Bu, aslında, göründüğünden çok daha fazlasını anlatan bir ifade.
Bir kere, hala Euro Bölgesi tarafından bir çözüm istenip istenmediği belli değil. Bunu 2010 başından beri defalarca gördük. Ne Euro Bölgesi, ne de AB bu süreçte geçer not alabildi. Ama bu beceriksizlik sadece Yunanistan’ın değil, tüm bölgenin ekonomik geleceği için bir tehdit. Bu tehdidin yaklaştığını görüp de bir şey yapamayan Euro Bölgesi’ne ne demeli bilemiyorum.
Sıklıkla, Avrupa bankalarının Yunanistan’dan alacakları bu kadar yüksek olmasa, Avrupalıların ülkeyi kurtarmak (!) için bu kadar çaba sarfetmeyeceklerini düşünüyorum. Tabi buna kurtarma denirse… Yunanistan’ın kurtarılması artık giderek zorlaşıyor. Ülkenin içinde bulunduğu durumun nedeni kendi olsa da, sorunun bu kadar büyümesinin nedeni kesinlikle Euro Bölgesi yönetimi. Gördük ki; aslında, bölge sadece güzel günler için kurulmuş bir sisteme sahip.

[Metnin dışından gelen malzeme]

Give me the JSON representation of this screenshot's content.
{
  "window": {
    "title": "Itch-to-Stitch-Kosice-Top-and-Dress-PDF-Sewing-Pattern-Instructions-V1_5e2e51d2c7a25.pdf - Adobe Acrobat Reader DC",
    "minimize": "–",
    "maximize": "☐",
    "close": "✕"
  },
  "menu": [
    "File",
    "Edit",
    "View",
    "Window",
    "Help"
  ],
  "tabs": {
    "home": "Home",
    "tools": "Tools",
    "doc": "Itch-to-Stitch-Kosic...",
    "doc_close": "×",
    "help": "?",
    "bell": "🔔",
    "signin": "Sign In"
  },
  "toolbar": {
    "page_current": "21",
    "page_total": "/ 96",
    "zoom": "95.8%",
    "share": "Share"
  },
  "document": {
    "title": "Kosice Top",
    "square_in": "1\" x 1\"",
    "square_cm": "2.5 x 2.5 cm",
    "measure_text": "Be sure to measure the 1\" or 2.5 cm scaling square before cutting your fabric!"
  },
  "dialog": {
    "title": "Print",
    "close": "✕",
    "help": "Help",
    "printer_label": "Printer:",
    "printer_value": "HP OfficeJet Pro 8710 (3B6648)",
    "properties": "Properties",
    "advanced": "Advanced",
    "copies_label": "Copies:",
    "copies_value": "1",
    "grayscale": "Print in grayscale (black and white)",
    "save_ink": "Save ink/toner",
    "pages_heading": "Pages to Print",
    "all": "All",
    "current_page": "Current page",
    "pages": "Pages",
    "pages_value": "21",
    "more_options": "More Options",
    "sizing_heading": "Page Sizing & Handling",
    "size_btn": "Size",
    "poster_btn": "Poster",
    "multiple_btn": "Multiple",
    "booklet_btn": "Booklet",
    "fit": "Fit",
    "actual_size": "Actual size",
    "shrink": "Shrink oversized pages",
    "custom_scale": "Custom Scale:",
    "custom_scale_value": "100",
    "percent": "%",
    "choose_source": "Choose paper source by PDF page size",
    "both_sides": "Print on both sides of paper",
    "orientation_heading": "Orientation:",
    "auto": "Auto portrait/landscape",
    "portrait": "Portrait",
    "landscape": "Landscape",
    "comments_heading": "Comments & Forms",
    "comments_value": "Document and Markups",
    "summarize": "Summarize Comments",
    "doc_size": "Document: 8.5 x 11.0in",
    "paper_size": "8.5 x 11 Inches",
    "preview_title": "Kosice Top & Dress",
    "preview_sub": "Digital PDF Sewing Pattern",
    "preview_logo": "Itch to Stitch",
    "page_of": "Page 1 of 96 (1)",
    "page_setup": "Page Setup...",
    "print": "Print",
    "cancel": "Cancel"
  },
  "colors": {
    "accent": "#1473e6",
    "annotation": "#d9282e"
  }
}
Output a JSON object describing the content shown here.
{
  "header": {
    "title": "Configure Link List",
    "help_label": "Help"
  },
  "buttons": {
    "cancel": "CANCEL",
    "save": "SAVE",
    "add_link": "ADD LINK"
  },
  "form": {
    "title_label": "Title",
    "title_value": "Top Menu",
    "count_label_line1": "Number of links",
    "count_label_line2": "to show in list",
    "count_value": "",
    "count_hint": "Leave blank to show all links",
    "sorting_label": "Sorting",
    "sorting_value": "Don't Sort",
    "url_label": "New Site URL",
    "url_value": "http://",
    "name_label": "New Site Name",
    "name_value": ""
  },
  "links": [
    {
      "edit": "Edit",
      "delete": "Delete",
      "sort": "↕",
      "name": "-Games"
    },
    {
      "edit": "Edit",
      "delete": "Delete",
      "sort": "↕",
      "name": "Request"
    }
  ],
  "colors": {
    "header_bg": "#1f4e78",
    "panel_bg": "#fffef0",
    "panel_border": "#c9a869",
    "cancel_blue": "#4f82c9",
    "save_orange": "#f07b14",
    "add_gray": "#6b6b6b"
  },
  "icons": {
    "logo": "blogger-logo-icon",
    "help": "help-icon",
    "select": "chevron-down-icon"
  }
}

Bu kararsızlık, ya da beceriksizlik, çözüm için bir türlü biraraya gelip kararlı bir duruş gösterememe, bugün Euro’nun geleceğini her zamankinden daha fazla tehdit ediyor. Aşağıda sorunlu dört ülkenin CDS primlerini görüyorsunuz. Dün itibarıyla, 5 yıllık Yunan tahvillerinin CDS primleri 1900 puana dayandı. Portekiz ve İrlanda’nınkiler ise 800 puanı aştı. Her üçü de rekor düzeylerinde.
Artık, ipin ucunun kaçtığını tereddüt etmeden söyleyebiliriz. Ve bu ucu bir daha bulana dek, zarar giderek büyüyecek gibi görünüyor. Doğrusu, sorun ne kadar büyük olsa da, Euro bölgesi ne kadar öngörüsüz olsa da, ne kadar gecikmiş bir önlemler dizisi olsa da, Yunanistan’ın ayakta kalabileceğini düşünüyordum. Ama geçen aya kadar. Artık, sona her zamankinden daha yakınız.
Giderek güçlenen senaryoya göre, eğer Avrupa kendinden beklenmeyen bir çeviklik ve kararlılık göstermezse, Yunanistan önce borçlarını ödeyemeyeceğini açıklayacak; sonra, Euro Bölgesi’nden çıkacak ve drahmiye dönecek. Bazı Avrupa ülkeleri, alacaklarını tahsil etmek için, bunu destekleyecek ve borçların vadesi uzayacak. Böylece, zor durumdaki diğer ülkeler de kendilerine bir an önce çeki düzen vermeleri için uyarılmış olacak.